4 Results and Discussion

To measure the performance of LR and RF models, confusion matrices including six quality classes were used. In Figs. 6 and 7, confusion matrices for the training, testing and overall dataset for both models are shown. It can, as expected, be clearly seen that the RF model outperforms the LR model. For all data, LR model predicts 41 out of 47 data correctly (true positive) for class 1. However, 20 data are labelled as class 1 (false positive), while three of them belong to class 2, 16 belong to class 4 and one belongs to class 5. Similarly, predictions for the rest of the classes are highly inaccurate, as seen in Fig. 6. On the other hand, the RF model labelled 45 out of 47 data correctly (true positive), and there is only one false positive prediction for class 1. The accuracy is quite high for the rest of the classes as well.

Fig. 6
figure 6

Confusion matrices for the LR model

Fig. 7
figure 7

Confusion matrices for the RF model

The performance of models was also examined during the training and testing stages to ensure whether they were overfitting or not. Table 4 represents the accuracy, precision, recall and F-score of the multiclass models utilized for the prediction of quality classes. For each model, overall precision, recall and F-score values were calculated by taking weighted average of each class as shown in Table 4. The tree-based ensemble classification (RF) model produced better predictions than the LR model.

Table 4 Performance metrics of the models

The marble quality classes predicted by the RF model can suggestively be utilized as inputs to geostatistical methods for building a quality block model. As a result, SMU boundaries may be drawn based on the predicted marble quality rather than based on the procedure the mine uses today that are based on tonnage and geometrical constraints. In such a case, taking into account the predicted marble quality, the SMU boundaries will be chosen so that the quality variability within each SMU is lower (homogeneous quality) and higher to ease the blending process between the SMU variability.

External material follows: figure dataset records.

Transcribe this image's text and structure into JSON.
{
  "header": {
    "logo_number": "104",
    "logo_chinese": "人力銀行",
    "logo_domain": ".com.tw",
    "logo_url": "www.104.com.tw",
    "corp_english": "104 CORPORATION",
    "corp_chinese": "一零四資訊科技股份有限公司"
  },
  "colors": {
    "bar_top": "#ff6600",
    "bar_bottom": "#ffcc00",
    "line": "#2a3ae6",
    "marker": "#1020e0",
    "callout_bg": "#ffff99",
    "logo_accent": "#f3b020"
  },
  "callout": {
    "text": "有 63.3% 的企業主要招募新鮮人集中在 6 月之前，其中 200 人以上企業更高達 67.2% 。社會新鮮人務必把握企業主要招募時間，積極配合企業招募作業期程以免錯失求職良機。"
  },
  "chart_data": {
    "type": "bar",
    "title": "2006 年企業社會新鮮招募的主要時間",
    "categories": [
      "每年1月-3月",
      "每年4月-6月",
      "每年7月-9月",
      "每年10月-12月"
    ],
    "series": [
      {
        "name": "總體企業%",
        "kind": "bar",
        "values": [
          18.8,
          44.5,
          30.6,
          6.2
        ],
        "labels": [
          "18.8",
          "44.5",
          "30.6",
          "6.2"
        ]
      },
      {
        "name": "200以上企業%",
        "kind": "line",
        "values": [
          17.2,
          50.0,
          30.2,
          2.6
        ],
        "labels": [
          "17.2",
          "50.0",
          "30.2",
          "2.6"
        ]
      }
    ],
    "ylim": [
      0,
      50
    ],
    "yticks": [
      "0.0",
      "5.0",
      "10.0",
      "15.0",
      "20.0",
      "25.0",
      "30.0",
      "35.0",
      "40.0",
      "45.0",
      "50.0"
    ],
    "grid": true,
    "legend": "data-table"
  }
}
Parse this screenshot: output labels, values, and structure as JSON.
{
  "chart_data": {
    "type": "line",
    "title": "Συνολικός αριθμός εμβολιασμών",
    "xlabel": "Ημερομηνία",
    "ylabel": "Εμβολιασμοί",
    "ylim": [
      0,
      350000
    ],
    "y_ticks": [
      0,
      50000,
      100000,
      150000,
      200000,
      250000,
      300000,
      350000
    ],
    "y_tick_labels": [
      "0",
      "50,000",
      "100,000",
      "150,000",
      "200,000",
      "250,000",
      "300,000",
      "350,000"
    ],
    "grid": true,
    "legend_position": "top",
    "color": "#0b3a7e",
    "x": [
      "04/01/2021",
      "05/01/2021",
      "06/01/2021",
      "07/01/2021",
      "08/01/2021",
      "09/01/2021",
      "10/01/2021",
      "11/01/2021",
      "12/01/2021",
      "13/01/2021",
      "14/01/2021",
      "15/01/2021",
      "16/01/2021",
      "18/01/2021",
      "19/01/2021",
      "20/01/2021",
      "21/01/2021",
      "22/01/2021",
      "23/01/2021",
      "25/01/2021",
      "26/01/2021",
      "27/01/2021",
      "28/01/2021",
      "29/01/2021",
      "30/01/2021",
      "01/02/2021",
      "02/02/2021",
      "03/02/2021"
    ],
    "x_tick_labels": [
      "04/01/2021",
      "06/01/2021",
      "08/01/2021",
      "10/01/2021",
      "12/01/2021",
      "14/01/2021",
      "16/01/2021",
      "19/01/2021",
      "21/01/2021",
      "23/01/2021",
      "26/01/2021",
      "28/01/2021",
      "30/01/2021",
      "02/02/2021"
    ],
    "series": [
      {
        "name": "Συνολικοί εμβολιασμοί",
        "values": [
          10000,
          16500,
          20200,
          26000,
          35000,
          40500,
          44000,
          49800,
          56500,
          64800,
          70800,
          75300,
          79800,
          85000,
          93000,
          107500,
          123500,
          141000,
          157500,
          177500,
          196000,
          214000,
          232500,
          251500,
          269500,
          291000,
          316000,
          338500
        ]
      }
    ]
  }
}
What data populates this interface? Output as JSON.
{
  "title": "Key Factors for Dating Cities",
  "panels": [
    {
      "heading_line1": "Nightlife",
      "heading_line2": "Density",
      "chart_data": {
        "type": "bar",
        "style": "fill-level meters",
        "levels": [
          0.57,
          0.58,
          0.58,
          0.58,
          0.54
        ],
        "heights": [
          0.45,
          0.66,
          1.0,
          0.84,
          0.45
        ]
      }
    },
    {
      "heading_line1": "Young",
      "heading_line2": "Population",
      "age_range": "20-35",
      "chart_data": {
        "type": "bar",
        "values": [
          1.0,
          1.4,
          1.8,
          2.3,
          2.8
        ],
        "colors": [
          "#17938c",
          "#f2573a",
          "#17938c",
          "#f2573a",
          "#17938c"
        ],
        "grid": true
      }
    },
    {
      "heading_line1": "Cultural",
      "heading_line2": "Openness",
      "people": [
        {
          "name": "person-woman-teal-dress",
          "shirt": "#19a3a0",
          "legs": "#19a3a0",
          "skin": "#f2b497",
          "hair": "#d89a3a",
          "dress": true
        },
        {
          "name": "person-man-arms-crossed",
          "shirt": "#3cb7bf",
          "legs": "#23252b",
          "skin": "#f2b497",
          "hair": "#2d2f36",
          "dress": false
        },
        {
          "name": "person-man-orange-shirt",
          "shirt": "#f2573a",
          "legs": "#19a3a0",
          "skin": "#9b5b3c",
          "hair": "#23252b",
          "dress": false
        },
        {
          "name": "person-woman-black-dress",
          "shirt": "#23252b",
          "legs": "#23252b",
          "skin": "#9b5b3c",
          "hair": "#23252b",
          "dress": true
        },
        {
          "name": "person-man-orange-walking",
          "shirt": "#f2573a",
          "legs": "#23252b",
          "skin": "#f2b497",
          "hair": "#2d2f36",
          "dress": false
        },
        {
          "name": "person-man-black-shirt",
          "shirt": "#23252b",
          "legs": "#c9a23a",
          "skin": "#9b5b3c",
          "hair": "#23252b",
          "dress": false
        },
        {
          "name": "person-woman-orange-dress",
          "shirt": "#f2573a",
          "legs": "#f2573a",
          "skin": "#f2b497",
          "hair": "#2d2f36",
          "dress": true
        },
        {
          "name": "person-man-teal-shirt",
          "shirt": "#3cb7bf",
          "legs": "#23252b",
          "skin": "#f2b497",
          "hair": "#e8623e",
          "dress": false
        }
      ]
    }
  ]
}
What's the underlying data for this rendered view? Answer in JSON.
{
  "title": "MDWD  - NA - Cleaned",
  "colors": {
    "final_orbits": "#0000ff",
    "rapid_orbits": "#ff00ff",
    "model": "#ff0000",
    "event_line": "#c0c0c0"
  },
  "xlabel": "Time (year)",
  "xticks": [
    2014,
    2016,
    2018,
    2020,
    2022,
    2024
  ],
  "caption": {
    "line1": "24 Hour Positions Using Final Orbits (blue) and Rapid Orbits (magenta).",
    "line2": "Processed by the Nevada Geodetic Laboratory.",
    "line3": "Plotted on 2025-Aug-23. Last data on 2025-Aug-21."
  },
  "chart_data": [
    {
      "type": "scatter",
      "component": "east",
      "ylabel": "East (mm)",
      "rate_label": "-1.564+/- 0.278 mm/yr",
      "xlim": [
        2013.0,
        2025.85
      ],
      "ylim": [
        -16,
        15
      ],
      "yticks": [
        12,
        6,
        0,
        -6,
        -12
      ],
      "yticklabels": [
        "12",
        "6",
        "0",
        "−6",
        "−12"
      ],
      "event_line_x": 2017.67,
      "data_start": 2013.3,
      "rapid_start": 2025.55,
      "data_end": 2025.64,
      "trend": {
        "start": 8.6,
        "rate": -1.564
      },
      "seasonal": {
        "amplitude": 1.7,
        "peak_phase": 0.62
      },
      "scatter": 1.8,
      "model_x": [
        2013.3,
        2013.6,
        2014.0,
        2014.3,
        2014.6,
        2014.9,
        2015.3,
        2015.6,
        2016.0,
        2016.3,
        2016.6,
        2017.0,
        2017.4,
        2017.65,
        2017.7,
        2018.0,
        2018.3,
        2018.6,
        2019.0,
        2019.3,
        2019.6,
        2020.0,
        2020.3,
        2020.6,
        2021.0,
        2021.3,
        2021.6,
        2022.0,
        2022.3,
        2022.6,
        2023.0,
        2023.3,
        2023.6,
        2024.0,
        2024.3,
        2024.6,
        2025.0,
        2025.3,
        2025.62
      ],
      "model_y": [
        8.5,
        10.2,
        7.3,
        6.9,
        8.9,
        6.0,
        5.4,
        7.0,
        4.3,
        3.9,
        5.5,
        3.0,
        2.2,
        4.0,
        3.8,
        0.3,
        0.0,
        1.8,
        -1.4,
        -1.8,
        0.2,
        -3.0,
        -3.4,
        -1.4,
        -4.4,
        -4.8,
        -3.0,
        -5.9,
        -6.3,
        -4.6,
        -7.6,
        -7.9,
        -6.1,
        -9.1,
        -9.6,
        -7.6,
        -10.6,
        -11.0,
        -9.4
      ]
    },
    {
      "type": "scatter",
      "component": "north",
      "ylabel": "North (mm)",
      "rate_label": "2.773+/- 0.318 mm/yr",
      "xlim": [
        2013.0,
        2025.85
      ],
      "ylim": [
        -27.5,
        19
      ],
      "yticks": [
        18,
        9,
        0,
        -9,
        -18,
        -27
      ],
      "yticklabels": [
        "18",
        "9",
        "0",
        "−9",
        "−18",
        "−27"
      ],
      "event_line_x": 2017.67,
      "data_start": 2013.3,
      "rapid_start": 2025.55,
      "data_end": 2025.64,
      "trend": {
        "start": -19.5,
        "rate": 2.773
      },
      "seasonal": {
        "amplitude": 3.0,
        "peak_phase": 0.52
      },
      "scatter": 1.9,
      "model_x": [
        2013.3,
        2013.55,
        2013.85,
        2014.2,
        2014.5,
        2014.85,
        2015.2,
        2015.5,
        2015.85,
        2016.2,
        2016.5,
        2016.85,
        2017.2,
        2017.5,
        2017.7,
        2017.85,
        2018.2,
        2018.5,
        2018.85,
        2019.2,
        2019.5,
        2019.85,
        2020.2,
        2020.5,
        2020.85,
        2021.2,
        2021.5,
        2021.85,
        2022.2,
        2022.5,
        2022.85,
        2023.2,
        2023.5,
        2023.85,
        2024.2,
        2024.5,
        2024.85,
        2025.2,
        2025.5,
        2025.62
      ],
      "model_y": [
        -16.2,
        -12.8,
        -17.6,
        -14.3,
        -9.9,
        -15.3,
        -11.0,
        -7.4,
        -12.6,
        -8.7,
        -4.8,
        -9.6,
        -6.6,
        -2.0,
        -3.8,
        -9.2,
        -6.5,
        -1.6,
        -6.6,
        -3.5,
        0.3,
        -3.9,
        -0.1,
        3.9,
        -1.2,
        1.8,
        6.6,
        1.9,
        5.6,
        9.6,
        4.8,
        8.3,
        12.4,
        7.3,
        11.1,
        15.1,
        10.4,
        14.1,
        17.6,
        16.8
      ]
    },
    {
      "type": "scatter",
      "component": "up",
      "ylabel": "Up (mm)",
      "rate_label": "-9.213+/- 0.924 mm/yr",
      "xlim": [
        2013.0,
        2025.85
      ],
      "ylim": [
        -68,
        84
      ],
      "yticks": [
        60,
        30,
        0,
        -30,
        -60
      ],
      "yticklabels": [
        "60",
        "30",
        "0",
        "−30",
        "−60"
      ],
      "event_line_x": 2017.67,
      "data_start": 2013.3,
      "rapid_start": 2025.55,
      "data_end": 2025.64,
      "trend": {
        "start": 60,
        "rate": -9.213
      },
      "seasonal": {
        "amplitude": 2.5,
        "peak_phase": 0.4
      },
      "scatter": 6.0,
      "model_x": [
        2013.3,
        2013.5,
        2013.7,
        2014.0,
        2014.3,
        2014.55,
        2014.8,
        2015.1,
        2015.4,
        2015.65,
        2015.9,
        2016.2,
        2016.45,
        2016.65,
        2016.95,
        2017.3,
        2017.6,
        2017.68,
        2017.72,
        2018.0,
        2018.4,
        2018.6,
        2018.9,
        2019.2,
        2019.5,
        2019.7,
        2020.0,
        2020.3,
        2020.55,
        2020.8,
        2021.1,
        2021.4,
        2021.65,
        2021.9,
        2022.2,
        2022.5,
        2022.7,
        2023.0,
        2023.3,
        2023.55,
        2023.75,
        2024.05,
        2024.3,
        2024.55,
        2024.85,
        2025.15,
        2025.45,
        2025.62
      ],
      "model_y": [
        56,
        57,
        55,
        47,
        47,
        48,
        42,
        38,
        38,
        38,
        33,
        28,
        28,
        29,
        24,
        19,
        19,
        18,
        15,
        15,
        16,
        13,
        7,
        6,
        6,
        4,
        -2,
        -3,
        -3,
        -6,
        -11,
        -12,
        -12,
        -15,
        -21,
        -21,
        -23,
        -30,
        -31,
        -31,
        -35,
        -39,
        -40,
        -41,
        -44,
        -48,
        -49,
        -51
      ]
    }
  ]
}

Furthermore, the SMU boundaries defined by the suggested algorithm can also improve production efficiency by reducing the probability of high-quality marble being discarded or low-quality marble being mixed in the product.

5 Conclusions

MWD data-based marble quality class prediction models were developed via the use of different supervised learning type classification modelling methods, LR and RF. MWD parameters were selected based on statistical evaluations and used as independent variables. The RF model provides higher accuracy, precision, recall and F-score than the LR model. The constructed RF model can be used as reliable tool for the preliminary prediction of quality class of marble.

The suggested RF model allows quality assessment and provides high-resolution quality data that can be used by geostatistical methods as valuable input to create a quality block model for efficient production and blending plans. The predicted classes can potentially be used in an indicator kriging approach, where each predicted class is transformed into a binary class to evaluate the portion of the blast or the SMU above some quality. Such block model may help the mine for a more accurate definition of SMU boundaries to reduce production and ore loss and to improve and strengthen the blending plans. This way, the productivity will enhance and contribute to SDG 12, the responsible consumption and production pattern.

As proved by the statistical performance indicators, the suggested models are reliable and accurate; however, it is always possible to improve model performance by adding new data representing a broader range of the geology in the studied mine. For other mines in a similar situation, the presented methodology can be followed to improve production efficiency and reduce production loss.